Accenture CEO Julie Sweet Says Rapid AI Development Impacts Traditional Consulting Business
Accenture's stock fell 18% on Thursday, hitting a new low since 2017, after the company lowered its full-year revenue growth guidance to no more than 4%.
As of the end of May, new orders for the quarter were $19.3 billion, a 3% year-on-year decline, with market value shrinking from a post-pandemic peak of over $200 billion to less than $80 billion; CEO Julie Sweet acknowledged that AI is reducing clients' reliance on consultants, and external factors such as the Middle East conflict led to a $100 million revenue shortfall.
This event drove investors to sell traditional IT service stocks, shifting funds to pure AI startups and infrastructure companies. Established players like Accenture are under pressure but are accelerating their cybersecurity strategy through a $9 billion acquisition budget, benefiting AI technology suppliers rather than traditional outsourcing models.
Source: Public Information
ABAB AI Insight
Accenture's market value surged during the post-pandemic consulting boom, but it has repeatedly expanded its digital and cloud services through acquisitions in recent years. Under Julie Sweet's leadership, the focus on AI consulting still struggles to alleviate investor concerns about business model disruption.

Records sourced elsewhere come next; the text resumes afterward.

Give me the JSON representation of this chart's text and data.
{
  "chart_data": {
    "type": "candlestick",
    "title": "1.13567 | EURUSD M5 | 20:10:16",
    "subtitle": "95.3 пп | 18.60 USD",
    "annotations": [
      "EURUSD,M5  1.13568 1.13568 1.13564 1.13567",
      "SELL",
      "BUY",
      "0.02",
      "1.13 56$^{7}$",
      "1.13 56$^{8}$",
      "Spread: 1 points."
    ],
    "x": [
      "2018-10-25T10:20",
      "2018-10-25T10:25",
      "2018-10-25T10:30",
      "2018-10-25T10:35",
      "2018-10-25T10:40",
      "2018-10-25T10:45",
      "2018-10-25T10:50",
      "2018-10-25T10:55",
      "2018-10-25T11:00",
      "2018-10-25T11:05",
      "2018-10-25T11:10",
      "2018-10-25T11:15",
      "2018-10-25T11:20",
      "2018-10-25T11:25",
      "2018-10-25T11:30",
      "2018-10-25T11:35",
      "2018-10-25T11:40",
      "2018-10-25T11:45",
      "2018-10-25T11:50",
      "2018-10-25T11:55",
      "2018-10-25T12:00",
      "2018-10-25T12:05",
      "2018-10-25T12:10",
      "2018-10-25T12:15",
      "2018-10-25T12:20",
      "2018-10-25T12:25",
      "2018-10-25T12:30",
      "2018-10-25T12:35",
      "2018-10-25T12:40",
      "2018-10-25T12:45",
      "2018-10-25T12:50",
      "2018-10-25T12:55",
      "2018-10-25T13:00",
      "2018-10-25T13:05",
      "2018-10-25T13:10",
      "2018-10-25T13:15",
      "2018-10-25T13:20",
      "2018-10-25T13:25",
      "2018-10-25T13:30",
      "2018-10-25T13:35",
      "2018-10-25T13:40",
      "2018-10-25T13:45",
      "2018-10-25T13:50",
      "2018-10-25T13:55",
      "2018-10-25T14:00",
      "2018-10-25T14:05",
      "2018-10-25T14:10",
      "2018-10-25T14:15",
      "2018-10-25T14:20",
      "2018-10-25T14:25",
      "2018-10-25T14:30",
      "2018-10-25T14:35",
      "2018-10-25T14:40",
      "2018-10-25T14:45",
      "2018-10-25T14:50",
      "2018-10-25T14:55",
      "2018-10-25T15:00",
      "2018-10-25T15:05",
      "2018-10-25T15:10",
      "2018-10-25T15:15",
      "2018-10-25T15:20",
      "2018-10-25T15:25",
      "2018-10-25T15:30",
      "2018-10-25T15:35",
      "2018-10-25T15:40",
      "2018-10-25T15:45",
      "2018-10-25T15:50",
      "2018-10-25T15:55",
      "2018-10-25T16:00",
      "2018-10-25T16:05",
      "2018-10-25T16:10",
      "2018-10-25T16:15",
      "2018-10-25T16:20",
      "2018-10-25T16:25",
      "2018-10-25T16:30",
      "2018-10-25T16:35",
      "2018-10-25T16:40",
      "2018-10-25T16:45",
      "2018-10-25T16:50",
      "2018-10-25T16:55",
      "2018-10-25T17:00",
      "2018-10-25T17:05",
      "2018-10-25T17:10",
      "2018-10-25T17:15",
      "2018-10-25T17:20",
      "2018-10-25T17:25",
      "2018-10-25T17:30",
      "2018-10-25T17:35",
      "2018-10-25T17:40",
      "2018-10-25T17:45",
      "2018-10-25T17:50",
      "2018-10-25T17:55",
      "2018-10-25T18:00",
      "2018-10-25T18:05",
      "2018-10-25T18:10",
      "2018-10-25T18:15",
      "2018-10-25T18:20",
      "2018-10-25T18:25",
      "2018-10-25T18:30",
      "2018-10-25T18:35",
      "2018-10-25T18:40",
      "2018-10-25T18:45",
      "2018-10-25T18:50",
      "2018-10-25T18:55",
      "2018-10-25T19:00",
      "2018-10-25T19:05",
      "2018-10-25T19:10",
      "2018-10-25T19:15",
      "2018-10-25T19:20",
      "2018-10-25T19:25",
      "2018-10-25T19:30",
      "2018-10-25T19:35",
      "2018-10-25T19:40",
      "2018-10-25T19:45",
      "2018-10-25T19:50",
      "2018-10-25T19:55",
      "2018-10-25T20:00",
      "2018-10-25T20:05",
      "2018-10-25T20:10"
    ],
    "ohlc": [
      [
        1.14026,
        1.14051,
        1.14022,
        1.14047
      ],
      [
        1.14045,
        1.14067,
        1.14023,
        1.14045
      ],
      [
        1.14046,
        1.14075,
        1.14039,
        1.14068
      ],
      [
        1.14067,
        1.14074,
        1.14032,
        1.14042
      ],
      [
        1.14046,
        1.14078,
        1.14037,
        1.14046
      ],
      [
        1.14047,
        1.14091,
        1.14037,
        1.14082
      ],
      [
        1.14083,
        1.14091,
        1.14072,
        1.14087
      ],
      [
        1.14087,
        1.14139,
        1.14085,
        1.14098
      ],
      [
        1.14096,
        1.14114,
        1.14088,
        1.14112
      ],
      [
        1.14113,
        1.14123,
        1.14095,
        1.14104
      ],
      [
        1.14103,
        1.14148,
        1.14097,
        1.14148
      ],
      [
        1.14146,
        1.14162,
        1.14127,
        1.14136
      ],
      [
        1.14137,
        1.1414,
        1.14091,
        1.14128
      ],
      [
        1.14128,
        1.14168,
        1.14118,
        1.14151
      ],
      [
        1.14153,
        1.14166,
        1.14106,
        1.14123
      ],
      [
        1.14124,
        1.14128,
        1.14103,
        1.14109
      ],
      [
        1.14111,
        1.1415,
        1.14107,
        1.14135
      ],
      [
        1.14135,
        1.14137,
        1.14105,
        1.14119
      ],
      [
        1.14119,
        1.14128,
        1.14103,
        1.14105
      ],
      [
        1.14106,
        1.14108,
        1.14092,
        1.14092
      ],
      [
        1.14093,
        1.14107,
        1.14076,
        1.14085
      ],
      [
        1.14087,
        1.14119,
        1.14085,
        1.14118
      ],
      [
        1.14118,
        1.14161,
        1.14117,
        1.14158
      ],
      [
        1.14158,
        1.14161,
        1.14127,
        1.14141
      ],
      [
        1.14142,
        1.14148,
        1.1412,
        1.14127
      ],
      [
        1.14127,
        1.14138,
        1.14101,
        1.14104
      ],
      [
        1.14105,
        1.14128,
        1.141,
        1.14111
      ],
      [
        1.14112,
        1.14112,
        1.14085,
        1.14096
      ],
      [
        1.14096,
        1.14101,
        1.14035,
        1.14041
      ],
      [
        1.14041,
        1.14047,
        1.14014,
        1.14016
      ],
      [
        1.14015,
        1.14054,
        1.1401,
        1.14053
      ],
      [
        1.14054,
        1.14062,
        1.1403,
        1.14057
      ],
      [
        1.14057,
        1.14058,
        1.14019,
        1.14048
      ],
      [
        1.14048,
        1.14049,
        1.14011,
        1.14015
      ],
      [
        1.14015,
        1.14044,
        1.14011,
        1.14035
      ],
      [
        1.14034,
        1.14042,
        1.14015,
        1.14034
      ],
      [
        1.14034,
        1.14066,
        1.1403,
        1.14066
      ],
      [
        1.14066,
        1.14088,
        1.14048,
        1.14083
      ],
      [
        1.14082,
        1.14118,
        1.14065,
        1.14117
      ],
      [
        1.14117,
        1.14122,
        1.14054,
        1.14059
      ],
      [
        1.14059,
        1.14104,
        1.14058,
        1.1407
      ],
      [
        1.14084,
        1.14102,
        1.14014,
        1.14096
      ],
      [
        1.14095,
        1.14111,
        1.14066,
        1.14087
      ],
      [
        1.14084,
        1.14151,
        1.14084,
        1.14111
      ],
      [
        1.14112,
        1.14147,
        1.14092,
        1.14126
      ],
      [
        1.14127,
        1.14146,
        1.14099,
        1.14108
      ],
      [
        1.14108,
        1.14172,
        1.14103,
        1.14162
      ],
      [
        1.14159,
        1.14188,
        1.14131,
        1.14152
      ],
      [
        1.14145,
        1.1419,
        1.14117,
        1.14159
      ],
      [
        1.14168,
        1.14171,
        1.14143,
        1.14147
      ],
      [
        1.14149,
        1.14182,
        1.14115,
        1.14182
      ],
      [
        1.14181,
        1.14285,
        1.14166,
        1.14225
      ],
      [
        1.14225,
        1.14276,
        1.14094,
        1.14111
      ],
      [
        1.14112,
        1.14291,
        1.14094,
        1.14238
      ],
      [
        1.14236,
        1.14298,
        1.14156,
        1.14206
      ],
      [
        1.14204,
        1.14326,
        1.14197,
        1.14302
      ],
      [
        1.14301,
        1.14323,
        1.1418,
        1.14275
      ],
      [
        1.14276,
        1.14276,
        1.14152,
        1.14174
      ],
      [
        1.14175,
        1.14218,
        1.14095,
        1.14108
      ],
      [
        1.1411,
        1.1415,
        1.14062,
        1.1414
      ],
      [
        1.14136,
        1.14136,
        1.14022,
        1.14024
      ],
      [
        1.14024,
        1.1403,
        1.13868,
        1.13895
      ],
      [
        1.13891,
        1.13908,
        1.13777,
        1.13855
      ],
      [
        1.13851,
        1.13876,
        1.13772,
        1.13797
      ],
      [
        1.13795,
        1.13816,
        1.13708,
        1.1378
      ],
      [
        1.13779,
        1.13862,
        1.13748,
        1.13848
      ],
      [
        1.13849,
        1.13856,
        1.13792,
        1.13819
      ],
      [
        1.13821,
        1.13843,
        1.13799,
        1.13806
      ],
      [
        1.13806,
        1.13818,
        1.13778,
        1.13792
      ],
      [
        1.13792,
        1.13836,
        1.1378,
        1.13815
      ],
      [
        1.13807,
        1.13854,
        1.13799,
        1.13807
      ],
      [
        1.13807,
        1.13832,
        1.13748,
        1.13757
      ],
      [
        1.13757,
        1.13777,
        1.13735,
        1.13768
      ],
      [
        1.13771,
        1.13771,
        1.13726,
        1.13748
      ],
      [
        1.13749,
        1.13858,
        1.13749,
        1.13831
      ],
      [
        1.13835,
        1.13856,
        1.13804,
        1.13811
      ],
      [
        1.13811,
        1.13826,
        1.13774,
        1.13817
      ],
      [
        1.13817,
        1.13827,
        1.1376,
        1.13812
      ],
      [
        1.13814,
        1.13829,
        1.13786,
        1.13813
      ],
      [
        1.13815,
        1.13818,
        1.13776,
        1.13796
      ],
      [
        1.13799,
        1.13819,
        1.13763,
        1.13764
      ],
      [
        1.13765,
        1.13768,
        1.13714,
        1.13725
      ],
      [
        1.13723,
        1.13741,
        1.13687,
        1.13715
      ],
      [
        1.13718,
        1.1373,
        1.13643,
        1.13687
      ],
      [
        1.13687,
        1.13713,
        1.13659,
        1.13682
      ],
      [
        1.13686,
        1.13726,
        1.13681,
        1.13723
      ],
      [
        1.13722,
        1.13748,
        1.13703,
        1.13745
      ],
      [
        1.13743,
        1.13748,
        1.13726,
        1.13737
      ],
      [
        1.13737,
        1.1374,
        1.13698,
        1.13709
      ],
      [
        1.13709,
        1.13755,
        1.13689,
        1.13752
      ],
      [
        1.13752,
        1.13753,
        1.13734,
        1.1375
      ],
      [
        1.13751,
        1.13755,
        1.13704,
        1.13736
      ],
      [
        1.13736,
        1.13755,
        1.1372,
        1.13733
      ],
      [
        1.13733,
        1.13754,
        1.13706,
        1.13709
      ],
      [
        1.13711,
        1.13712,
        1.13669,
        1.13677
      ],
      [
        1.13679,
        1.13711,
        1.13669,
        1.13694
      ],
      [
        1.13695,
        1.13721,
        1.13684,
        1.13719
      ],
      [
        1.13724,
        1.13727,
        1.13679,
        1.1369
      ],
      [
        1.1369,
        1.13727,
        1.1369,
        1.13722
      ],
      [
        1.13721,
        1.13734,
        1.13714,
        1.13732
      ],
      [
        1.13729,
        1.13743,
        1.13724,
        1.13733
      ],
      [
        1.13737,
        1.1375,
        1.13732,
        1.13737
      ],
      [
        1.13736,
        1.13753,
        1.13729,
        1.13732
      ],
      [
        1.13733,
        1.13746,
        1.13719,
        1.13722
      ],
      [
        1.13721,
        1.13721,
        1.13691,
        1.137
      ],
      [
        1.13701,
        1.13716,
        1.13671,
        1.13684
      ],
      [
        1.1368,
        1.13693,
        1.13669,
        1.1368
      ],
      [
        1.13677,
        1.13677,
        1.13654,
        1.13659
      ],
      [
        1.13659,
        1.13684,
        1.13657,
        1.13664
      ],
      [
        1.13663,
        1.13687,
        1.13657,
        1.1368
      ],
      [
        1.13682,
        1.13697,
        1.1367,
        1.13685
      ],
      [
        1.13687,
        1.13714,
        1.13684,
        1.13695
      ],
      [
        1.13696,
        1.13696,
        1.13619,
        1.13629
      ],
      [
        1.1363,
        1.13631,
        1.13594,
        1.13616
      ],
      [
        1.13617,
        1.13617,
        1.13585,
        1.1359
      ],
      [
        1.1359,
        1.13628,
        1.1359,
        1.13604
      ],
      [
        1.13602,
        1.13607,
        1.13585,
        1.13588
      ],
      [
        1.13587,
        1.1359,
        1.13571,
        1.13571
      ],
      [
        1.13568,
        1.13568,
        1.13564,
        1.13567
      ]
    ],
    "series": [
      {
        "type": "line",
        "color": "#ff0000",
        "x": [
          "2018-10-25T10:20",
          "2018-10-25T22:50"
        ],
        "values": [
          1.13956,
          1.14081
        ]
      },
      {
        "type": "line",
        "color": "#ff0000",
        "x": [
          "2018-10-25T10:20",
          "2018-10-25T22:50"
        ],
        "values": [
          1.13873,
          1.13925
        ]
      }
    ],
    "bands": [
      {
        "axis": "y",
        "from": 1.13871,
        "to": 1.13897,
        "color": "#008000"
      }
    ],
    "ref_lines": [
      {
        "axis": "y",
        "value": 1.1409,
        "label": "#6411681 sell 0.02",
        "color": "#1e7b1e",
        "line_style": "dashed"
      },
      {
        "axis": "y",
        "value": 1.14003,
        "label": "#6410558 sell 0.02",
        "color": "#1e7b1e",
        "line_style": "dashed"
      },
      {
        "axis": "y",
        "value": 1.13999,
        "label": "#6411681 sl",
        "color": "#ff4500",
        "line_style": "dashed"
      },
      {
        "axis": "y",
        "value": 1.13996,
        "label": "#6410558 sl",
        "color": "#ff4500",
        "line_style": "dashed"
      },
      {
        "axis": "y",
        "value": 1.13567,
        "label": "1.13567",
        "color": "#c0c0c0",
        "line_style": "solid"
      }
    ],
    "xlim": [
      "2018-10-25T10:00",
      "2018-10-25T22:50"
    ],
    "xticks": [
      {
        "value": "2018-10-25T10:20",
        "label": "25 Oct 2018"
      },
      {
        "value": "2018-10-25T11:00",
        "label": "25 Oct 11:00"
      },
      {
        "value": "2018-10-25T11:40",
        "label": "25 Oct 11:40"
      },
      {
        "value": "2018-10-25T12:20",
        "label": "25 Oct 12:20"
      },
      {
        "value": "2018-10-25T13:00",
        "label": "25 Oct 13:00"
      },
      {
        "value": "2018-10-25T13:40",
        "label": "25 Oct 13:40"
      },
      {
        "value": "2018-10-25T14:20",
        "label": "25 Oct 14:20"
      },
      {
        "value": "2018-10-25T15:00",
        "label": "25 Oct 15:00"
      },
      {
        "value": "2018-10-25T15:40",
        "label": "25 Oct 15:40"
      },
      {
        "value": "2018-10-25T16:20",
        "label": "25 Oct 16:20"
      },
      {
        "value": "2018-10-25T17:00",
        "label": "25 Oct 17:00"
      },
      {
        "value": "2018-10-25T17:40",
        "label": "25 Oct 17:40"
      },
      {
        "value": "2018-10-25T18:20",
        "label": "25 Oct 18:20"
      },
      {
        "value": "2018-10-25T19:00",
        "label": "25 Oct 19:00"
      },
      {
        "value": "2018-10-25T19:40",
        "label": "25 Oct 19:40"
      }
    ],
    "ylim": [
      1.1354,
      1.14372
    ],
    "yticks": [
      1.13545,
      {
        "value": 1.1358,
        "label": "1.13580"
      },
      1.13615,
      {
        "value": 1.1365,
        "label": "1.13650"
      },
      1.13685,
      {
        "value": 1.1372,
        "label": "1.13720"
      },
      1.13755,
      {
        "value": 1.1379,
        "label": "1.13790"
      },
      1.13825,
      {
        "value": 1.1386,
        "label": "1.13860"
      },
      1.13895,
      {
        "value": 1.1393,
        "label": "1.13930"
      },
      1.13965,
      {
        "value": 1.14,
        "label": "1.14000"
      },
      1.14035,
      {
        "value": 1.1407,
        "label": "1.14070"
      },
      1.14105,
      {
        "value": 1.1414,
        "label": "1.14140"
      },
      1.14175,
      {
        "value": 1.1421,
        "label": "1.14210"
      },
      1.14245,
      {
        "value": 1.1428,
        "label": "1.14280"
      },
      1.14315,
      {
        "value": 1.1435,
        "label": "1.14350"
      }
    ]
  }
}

In terms of capital strategy, the company significantly increased its acquisition budget to $9 billion, spending $4.2 billion this quarter to acquire majority stakes in runZero, NetRise, and Dragos, aiming to tap into new growth points in AI defense through cybersecurity to hedge against traditional business decline.
Similar to traditional consulting giants like IBM or Deloitte during their cloud transformation struggles, Accenture is currently in the early stages of transitioning to AI technology replacing traditional services. While acquisitions are accelerating, core revenue pressures highlight industry reshuffling.
Essentially, this is a technological replacement: the rapid development of AI is restructuring corporate IT spending, weakening reliance on traditional consulting while shifting towards automation tools and startup solutions, driving capital from established service providers to AI-native companies.